While the Monorail PC initially seemed to be performing well, stiff competition from computer companies introducing sub-$1000 desktops in 1997 led sales to flounder. According to Roy Edwards of Colorado Electronic, "the same time the Monorail product hit the market, the market fell apart and there seemed to be increased competition". Production was marred by a number of setbacks, the first occurring when the die used to stamp out the steel case of the computer broke in early 1997, leading to a week-long shortage until a subcontractor successfully built a new die in five days. More urgently, Phelps found itself millions of dollars in debt and stalled manufacturing of the Monorail PC amid layoffs, leading to an order backlog of 90 days toward the end of 1997. In January 1998, Monorail fired Phelps and turned to Synnex. Phelps filed for Chapter 11 bankruptcy the following month.

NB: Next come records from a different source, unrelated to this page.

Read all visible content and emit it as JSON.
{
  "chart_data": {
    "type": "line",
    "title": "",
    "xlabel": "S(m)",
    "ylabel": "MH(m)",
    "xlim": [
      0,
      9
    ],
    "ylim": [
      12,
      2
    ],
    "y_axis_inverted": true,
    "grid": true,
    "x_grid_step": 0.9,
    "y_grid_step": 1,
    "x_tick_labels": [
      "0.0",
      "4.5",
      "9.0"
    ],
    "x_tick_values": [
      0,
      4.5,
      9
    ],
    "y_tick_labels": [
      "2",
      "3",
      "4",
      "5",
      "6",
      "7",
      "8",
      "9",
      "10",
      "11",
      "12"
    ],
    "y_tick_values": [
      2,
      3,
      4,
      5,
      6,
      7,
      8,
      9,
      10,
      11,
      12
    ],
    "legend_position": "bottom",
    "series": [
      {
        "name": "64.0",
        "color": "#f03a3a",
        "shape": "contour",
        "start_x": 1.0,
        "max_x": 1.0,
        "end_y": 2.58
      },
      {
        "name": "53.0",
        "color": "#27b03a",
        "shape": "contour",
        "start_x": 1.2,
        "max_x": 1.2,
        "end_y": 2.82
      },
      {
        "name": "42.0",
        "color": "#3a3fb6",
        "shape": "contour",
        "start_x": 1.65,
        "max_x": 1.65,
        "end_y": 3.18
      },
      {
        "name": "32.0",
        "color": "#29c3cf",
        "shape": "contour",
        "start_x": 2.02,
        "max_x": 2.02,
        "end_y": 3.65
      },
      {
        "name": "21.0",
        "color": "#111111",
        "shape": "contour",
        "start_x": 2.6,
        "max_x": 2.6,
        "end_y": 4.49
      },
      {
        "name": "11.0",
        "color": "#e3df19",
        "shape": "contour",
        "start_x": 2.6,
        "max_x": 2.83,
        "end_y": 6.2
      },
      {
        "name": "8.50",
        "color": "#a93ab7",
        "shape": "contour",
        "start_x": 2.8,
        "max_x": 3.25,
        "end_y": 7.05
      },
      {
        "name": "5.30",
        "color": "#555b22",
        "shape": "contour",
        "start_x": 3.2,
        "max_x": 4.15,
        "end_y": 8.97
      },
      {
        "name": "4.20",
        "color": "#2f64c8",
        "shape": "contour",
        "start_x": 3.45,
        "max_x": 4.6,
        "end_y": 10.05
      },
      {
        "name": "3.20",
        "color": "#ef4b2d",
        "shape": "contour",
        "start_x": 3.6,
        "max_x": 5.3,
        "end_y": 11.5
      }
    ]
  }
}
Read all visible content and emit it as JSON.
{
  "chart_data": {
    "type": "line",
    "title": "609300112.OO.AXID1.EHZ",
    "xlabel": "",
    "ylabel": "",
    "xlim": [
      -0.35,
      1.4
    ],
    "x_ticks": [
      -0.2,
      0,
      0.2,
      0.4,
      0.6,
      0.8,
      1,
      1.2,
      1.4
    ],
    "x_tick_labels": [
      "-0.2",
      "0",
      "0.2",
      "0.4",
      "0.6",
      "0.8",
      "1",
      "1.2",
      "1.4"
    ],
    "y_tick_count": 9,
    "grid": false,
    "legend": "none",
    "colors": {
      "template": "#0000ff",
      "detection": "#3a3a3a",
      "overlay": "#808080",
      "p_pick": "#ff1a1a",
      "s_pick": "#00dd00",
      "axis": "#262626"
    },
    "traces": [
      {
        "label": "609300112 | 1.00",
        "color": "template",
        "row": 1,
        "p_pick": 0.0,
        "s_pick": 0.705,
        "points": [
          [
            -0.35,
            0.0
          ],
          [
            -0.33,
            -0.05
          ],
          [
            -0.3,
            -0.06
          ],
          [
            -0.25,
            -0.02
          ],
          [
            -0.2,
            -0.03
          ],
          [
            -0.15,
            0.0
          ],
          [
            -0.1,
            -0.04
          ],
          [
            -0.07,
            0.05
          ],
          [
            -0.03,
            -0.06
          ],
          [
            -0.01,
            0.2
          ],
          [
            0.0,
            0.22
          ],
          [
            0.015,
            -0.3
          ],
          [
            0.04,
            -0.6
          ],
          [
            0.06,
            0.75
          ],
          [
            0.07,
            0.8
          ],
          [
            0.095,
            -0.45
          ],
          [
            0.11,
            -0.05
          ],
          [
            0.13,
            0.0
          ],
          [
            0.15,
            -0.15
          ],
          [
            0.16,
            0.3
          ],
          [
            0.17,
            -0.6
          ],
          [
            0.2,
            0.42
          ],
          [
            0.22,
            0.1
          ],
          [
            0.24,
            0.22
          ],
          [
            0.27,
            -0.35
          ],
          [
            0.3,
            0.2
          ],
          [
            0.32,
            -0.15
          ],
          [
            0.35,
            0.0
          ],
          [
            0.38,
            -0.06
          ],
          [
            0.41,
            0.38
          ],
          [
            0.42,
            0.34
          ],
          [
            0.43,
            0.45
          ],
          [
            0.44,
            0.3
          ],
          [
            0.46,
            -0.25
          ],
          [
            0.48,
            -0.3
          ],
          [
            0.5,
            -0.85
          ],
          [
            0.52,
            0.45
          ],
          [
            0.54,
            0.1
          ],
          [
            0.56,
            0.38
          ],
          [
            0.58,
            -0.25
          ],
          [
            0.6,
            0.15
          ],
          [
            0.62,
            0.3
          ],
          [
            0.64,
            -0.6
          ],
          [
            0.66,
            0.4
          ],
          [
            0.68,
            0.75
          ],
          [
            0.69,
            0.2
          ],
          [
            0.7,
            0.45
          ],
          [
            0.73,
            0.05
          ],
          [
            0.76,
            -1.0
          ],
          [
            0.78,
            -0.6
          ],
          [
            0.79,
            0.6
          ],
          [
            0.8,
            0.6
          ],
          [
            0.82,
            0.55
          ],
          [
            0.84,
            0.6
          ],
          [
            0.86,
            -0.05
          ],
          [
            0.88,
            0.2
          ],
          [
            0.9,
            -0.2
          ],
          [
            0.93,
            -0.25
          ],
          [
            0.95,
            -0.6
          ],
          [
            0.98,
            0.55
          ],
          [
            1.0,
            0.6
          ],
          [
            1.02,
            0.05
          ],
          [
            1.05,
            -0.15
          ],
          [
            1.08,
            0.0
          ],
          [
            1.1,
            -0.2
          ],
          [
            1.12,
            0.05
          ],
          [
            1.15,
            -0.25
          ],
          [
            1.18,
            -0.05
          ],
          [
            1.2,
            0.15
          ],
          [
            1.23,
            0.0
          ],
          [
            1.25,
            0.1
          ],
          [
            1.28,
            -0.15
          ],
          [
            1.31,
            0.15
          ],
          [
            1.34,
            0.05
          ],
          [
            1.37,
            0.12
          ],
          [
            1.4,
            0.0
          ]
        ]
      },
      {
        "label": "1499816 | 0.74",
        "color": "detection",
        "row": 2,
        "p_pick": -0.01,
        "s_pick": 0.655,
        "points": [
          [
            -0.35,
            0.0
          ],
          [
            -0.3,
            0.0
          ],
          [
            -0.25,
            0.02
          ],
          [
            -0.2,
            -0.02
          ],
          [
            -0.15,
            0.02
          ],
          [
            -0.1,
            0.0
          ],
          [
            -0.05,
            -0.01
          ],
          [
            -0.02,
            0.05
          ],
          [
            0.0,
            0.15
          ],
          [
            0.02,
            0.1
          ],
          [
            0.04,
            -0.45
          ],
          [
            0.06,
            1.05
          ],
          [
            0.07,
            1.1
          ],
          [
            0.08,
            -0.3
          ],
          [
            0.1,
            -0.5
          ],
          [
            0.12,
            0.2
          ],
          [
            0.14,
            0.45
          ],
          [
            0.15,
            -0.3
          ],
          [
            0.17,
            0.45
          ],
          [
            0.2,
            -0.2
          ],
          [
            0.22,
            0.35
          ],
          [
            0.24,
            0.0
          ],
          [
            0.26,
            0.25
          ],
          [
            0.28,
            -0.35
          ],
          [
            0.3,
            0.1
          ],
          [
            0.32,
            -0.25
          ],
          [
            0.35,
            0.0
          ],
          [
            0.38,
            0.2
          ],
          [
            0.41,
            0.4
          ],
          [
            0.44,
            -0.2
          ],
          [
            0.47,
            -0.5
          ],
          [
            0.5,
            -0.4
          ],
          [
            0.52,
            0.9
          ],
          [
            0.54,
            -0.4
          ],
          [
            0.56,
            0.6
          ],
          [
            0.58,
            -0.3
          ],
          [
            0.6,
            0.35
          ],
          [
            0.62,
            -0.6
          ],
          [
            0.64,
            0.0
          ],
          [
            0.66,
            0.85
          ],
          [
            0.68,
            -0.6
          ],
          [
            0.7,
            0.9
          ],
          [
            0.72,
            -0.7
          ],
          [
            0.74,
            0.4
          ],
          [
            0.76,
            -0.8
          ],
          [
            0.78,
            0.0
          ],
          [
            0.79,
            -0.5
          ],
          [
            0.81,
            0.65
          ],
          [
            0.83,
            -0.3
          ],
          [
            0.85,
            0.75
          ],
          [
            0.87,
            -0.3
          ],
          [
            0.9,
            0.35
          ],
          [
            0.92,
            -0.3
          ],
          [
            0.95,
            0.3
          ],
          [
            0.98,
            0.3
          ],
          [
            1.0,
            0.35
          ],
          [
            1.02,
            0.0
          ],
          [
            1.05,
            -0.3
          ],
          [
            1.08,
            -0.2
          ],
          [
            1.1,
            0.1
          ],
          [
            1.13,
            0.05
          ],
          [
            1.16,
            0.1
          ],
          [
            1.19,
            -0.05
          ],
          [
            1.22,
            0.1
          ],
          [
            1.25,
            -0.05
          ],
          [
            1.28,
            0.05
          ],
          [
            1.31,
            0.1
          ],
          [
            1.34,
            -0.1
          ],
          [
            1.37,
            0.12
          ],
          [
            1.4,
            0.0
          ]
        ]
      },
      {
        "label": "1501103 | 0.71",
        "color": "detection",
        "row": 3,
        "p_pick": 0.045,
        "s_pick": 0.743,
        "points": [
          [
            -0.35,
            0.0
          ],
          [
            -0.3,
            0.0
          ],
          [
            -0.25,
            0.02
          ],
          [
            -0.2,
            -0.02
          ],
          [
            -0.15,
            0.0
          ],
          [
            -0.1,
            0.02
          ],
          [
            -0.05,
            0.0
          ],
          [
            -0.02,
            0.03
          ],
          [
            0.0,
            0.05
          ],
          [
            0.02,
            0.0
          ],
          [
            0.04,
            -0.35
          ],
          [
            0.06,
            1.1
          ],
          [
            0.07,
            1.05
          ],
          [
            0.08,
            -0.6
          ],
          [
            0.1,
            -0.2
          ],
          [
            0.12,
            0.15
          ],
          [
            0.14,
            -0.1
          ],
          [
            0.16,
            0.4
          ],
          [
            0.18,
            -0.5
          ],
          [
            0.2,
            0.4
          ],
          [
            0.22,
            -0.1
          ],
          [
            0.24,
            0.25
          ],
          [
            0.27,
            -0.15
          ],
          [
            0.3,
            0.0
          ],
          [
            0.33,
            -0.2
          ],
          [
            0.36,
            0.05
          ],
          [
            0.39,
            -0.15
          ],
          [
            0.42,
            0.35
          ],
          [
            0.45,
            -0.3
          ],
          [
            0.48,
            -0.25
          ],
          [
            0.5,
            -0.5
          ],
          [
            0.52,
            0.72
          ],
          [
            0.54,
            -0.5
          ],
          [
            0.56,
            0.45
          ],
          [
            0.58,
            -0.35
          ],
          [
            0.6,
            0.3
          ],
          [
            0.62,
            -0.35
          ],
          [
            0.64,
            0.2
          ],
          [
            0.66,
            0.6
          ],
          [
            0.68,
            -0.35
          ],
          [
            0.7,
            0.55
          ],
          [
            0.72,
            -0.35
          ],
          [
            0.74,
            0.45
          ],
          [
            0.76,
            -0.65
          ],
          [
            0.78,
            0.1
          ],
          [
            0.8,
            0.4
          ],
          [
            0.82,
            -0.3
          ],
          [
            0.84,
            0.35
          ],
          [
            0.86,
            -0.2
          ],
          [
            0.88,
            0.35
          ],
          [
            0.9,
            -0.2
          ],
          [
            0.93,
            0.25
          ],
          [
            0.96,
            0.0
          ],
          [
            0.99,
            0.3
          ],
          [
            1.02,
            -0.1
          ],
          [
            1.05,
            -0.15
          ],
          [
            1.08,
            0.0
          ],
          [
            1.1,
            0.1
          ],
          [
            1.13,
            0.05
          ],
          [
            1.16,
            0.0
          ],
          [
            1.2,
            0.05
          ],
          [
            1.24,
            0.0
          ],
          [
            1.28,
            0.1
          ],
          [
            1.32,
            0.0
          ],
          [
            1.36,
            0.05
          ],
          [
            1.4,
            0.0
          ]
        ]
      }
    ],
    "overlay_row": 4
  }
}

===Reorganization and decline (1997–2003)===
In late December 1997, Monorail introduced three standard mini-towers with processors ranging from an AMD K6 clocked at 166 MHz to a Pentium MMX at 200 MHz. Monorail switched manufacturers again in March 1998, hiring SCI Systems Inc. of Huntsville, Alabama, to make its computer towers. The all-in-one Monorail PC was discontinued around the same time. In the fourth quarter that year, the company began selling network-enhanced computers for businesses under the Monorail NPC brand. These computers were manufactured by SCI. They received lukewarm praise from technology journalists but sold fairly well.

Johns left Monorail in 2002 to become senior VP of worldwide operations at Internet Security Systems. In 2009, he was named chief executive officer of Nivis, a developer and integrator of wireless sensor networks based in Atlanta. Monorail ceased operations and shut down on July 9, 2005.